Nous sommes aujourd'hui mardi. Notre seul impératif est d'être de retour à Dubrovnik dimanche soir pour prendre notre avion lundi. Et nous voulons visiter le Durmitor... Plus précisément, nous avons une tente et voudrions faire une randonnée sur 2 jours ainsi que descendre la rivière Tara en rafting. Nous ne savons rien de rien : nous n'avons pas de guide, pas de carte. Nous n'avons pas étudié les différentes randonnées possible, ne connaissons rien du fonctionnement du parc. Nous sommes venus à Zabljak car nous avons deviné à la concentration des hôtels que c'était le point de départ principal pour explorer le Durmitor. Et d'ailleurs, nous avons bien deviné comme en témoignent les dizaines de panneaux "Rafting", "Tara River Experience", "Explore Durmitor" que nous avons vus. Nous n'expliquons pas tout ça à la jeune femme de l'office de tourisme, nous demandons juste des informations sur les "Hiking Trails" (chemins de randonnées). Elle nous répond dans un anglais très rapide et difficilement compréhensible. Il ressort cependant que nous devons nous rendre jusqu'au Crno Lake à quelques kilomètres et trouver le "Visitor Center".
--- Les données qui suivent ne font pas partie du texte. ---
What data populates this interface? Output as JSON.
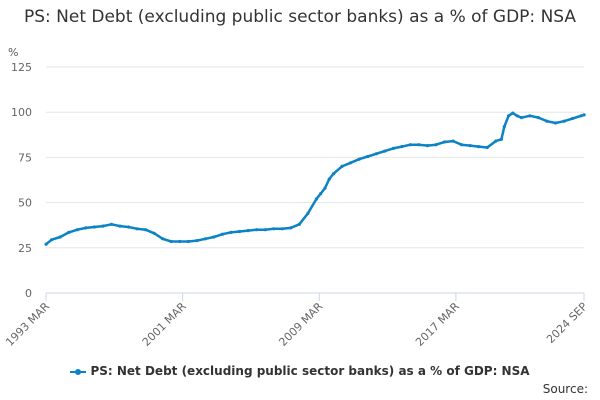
{
  "chart_data": {
    "type": "line",
    "title": "PS: Net Debt (excluding public sector banks) as a % of GDP: NSA",
    "ylabel": "%",
    "ylim": [
      0,
      125
    ],
    "yticks": [
      0,
      25,
      50,
      75,
      100,
      125
    ],
    "xlim": [
      1993.167,
      2024.667
    ],
    "xticks": [
      {
        "label": "1993 MAR",
        "x": 1993.167
      },
      {
        "label": "2001 MAR",
        "x": 2001.167
      },
      {
        "label": "2009 MAR",
        "x": 2009.167
      },
      {
        "label": "2017 MAR",
        "x": 2017.167
      },
      {
        "label": "2024 SEP",
        "x": 2024.667
      }
    ],
    "grid": "horizontal",
    "legend_position": "bottom",
    "series": [
      {
        "name": "PS: Net Debt (excluding public sector banks) as a % of GDP: NSA",
        "color": "#0b83c4",
        "x": [
          1993.17,
          1993.5,
          1994.0,
          1994.5,
          1995.0,
          1995.5,
          1996.0,
          1996.5,
          1997.0,
          1997.5,
          1998.0,
          1998.5,
          1999.0,
          1999.5,
          2000.0,
          2000.5,
          2001.0,
          2001.5,
          2002.0,
          2002.5,
          2003.0,
          2003.5,
          2004.0,
          2004.5,
          2005.0,
          2005.5,
          2006.0,
          2006.5,
          2007.0,
          2007.5,
          2008.0,
          2008.5,
          2009.0,
          2009.25,
          2009.5,
          2009.75,
          2010.0,
          2010.5,
          2011.0,
          2011.5,
          2012.0,
          2012.5,
          2013.0,
          2013.5,
          2014.0,
          2014.5,
          2015.0,
          2015.5,
          2016.0,
          2016.5,
          2017.0,
          2017.5,
          2018.0,
          2018.5,
          2019.0,
          2019.5,
          2019.83,
          2020.0,
          2020.25,
          2020.5,
          2020.75,
          2021.0,
          2021.5,
          2022.0,
          2022.5,
          2023.0,
          2023.5,
          2024.0,
          2024.5,
          2024.67
        ],
        "values": [
          27,
          29.5,
          31,
          33.5,
          35,
          36,
          36.5,
          37,
          38,
          37,
          36.5,
          35.5,
          35,
          33,
          30,
          28.5,
          28.5,
          28.5,
          29,
          30,
          31,
          32.5,
          33.5,
          34,
          34.5,
          35,
          35,
          35.5,
          35.5,
          36,
          38,
          44,
          52,
          55,
          58,
          63,
          66,
          70,
          72,
          74,
          75.5,
          77,
          78.5,
          80,
          81,
          82,
          82,
          81.5,
          82,
          83.5,
          84,
          82,
          81.5,
          81,
          80.5,
          84,
          85,
          92,
          98,
          99.5,
          98,
          97,
          98,
          97,
          95,
          94,
          95,
          96.5,
          98,
          98.5
        ]
      }
    ]
  },
  "legend": {
    "label": "PS: Net Debt (excluding public sector banks) as a % of GDP: NSA"
  },
  "source": {
    "label": "Source:"
  }
}
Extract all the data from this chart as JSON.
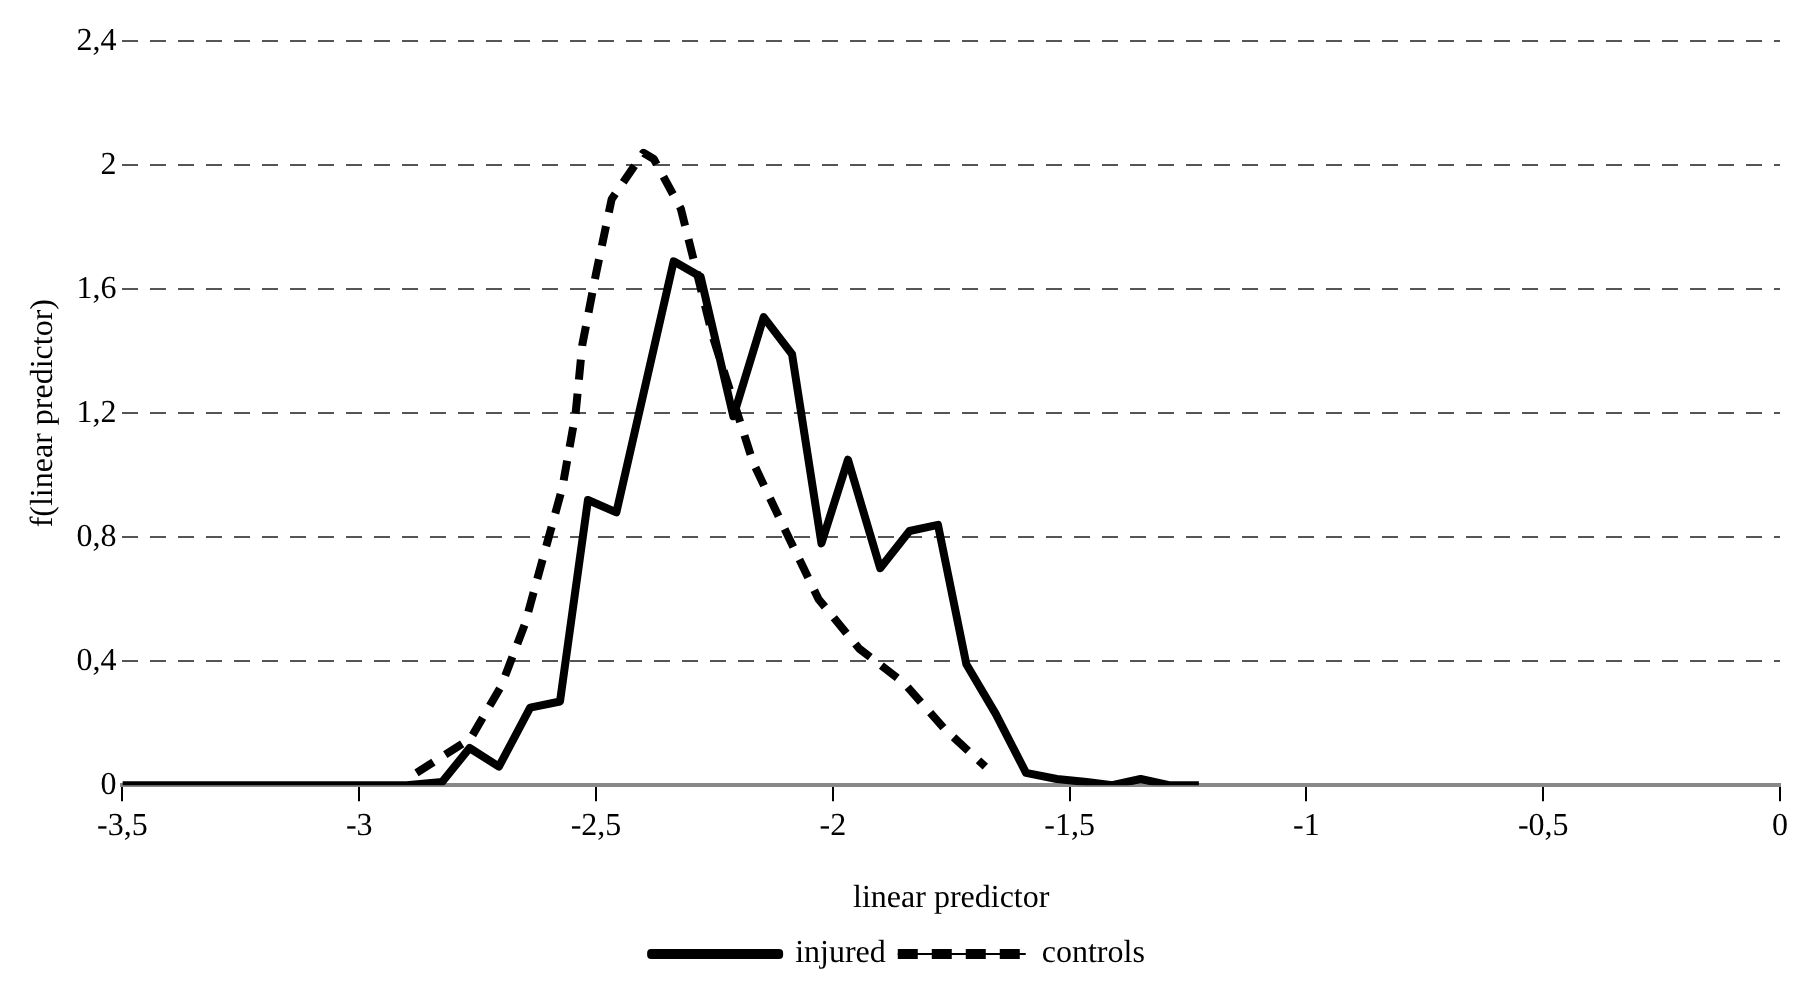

Il faut se garer à environ un kilomètre du lac, sur une route encombrée où les véhicules s'entassent un peu n'importe comment. Cependant, Edward Abbey serait content : aucune voiture dans le parc national. Il faut l'explorer à pied ou à vélo. On rejoint le lac par un chemin goudronné où sont installés des stands vendant des produits locaux : miels, champignons et liqueurs. Le "lac noir" porte mal son nom, il est en fait d'un joli bleu turquoise, installé dans son écrin de forêt sombre. Plusieurs personnes s'y baignent ce qui fait envie dans la douceur de l'après-midi. Nous cherchons le "Visitor Center" que nous ne voyons nulle part. Plusieurs panneaux le mentionne cependant mais sans jamais indiquer où il se trouve. Une indication mentionne quelque chose à 900 mètres, le long du lac. Ce n'est pas trop loin et nous y allons pour ne finalement trouver qu'un bâtiment fermé. Il est près de 17h, nous n'avons toujours aucune information et commençons à désespérer. Notre dernier espoir se situe au niveau de la petite cabane qui vend les billets d'entrée dans le parc. La conversation qui s'engage me donne au départ assez peu d'espoir mais à un moment, les choses se débloquent : "You want go hiking in the mountain? - Yes! - You have tent? - Yes! - You want leave car here and go hiking in the mountain with tent ? - Yes! - You have map ? - No! - You want map ? - Yes!". Il se trouve qu'à la suite d'une embrouille, ils n'ont finalement pas les cartes (ils ont prêté une voiture et la personne est partie avec les cartes mais va revenir bientôt). Nous attendons un peu, puis comme la personne ne revient pas, décidons d'aller d'abord nous installer au camping et de revenir acheter nos cartes plus tard.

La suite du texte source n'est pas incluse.